Nos Sages nous ont exhortés à ce sujet à maintes reprises. Ils ont dit : « Celui qui commence une mitsva mais ne l’achève pas enterre sa femme et ses fils » (Bereshit Rabba 85:3).
Et ils ont dit : « Une mitsva n’est attribuée qu’à celui qui l’a accomplie » (ibid.).
Et le roi Salomon, que la paix soit sur lui, a dit : « Vois-tu un homme prompt dans son travail ? Il se tiendra devant les rois ; il ne se tiendra pas devant les hommes de basse condition » (Mishlei 22:29).
Les Sages, de mémoire bénie, ont appliqué cet éloge à Salomon lui-même pour avoir hâté la construction du Temple et ne pas avoir tardé par paresse. Ils ont également commenté le verset concernant Moïse, que la paix soit sur lui, pour avoir hâté la construction du Mishkan (Tabernacle).
De même, tu observeras que toutes les actions des Tsadikim (justes) sont toujours accomplies avec empressement. À propos d’Avraham, il est écrit : « Et Abraham se hâta de rentrer dans la tente vers Sarah, et dit : Prépare vite trois mesures de farine fine… Et il le donna au jeune homme, qui se hâta de le préparer » (Bereshit 18:6-7)
À propos de Rebecca : « Et elle se hâta et vida sa cruche dans l’abreuvoir… » (Bereshit 24:20).
De même, il est dit dans le Midrach (au sujet de la mère de Shimshon) : « “Et la femme se hâta et courut…” (Shoftim 13:10) (Midrach) : cela vient nous enseigner que toutes les actions des justes sont accomplies avec empressement ». Car ils ne laissent pas s’écouler le temps – ni avant de commencer la mitsva, ni avant de l’achever.
On voit qu’un homme dont l’âme est enflammée au service de son Créateur ne deviendra certainement pas paresseux dans l’accomplissement des Mitsvot.

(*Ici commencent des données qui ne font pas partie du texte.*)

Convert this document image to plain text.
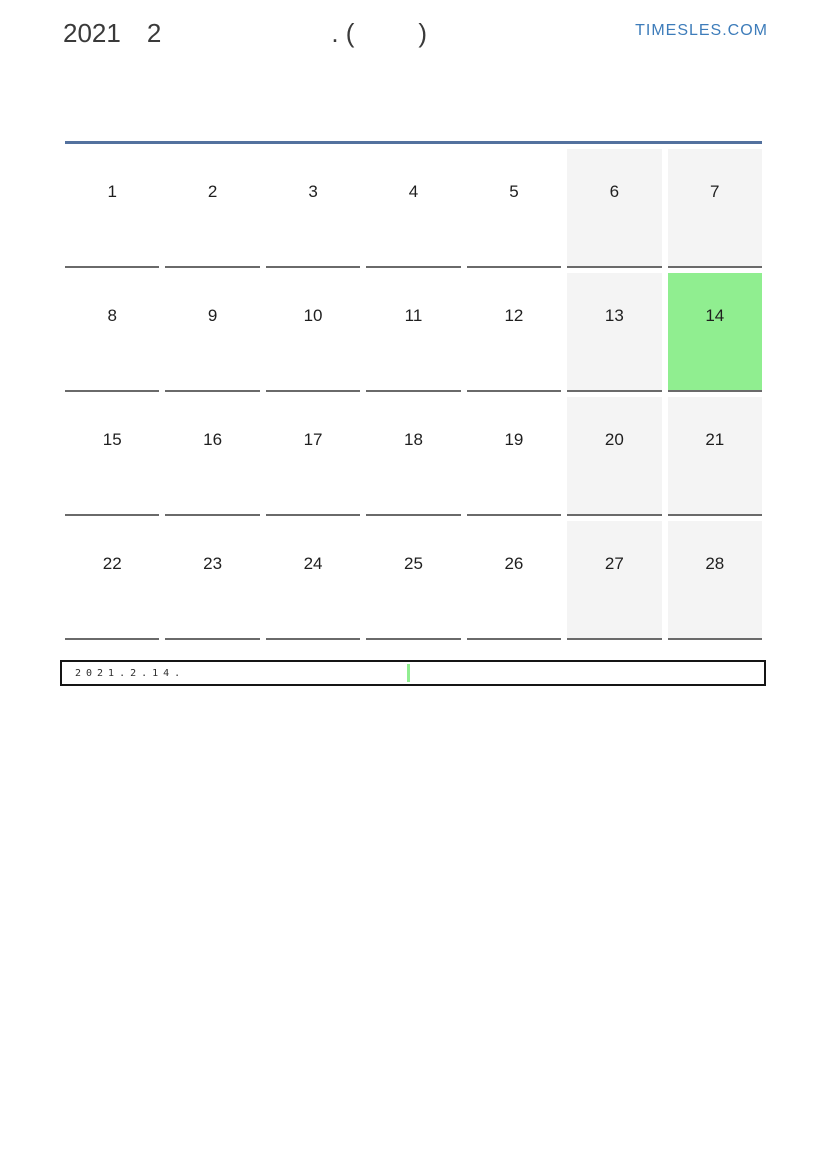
2021 2	. ( )	TIMESLES.COM
1	2	3	4	5	6	7
8	9	10	11	12	13	14
15	16	17	18	19	20	21
22	23	24	25	26	27	28
2021.2.14.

Au contraire, ses mouvements seront comme les mouvements rapides du feu. Car il ne se reposera ni ne restera immobile tant qu’il n’aura pas achevé l’action.
Réfléchissez encore à ceci : tout comme une ardeur intérieure de l’âme conduit à agir avec zèle, de même l’inverse, agir extérieurement avec zèle, conduit à une ardeur intérieure de l’âme. À savoir, lorsqu’on se sent accomplir une mitsva avec une grande rapidité, cela émeut son être intérieur pour qu’il s’enflamme également, et le désir et l’envie s’intensifieront de plus en plus en lui. Mais s’il agit avec lenteur dans le mouvement de ses membres, de même le mouvement de son esprit s’éteindra. C’est quelque chose que l’expérience peut attester.
Vous savez déjà que ce qui est le plus recherché dans le service de l’Éternel, que Son Nom soit béni, c’est le désir du cœur et l’aspiration de l’âme. C’est à ce sujet que le roi David a loué sa part en disant : « Comme une biche aspire avec ardeur aux cours d’eau, ainsi mon âme aspire avec ardeur vers Toi, ô Éternel ; mon âme a soif de l’Éternel… » (Tehilim 42:2-3), « Mon âme aspire et se tourne vers les parvis de l’Éternel » (Tehilim 84:2). « Mon âme a soif de Toi ; ma chair aspire à Toi [dans une terre aride et assoiffée (Rashi – désert), sans eau] » (Tehilim 63:2).
Mais pour un homme en qui ce désir ardent ne brûle pas comme il le devrait, un bon conseil est d’agir avec zèle par la force de la volonté afin que cela provoque un éveil intérieur de ce désir dans sa nature profonde. Car le mouvement extérieur éveille les mouvements intérieurs, et le mouvement extérieur est certainement plus en son pouvoir que les mouvements intérieurs. Ainsi, s’il exerce ce qui est en son pouvoir de faire, cela le conduira à atteindre également ce qui n’est pas en son pouvoir. Car une joie intérieure s’éveillera en lui, ainsi qu’un désir et une aspiration, grâce à la puissance d’une action ardente, extérieure, par la force de la volonté. C’est ce que le prophète a dit : « Connaissons, courons pour connaître le Seigneur » (Osée 6:3) et « Ils iront après l’Éternel, qui rugira comme un lion » (Osée 11:10).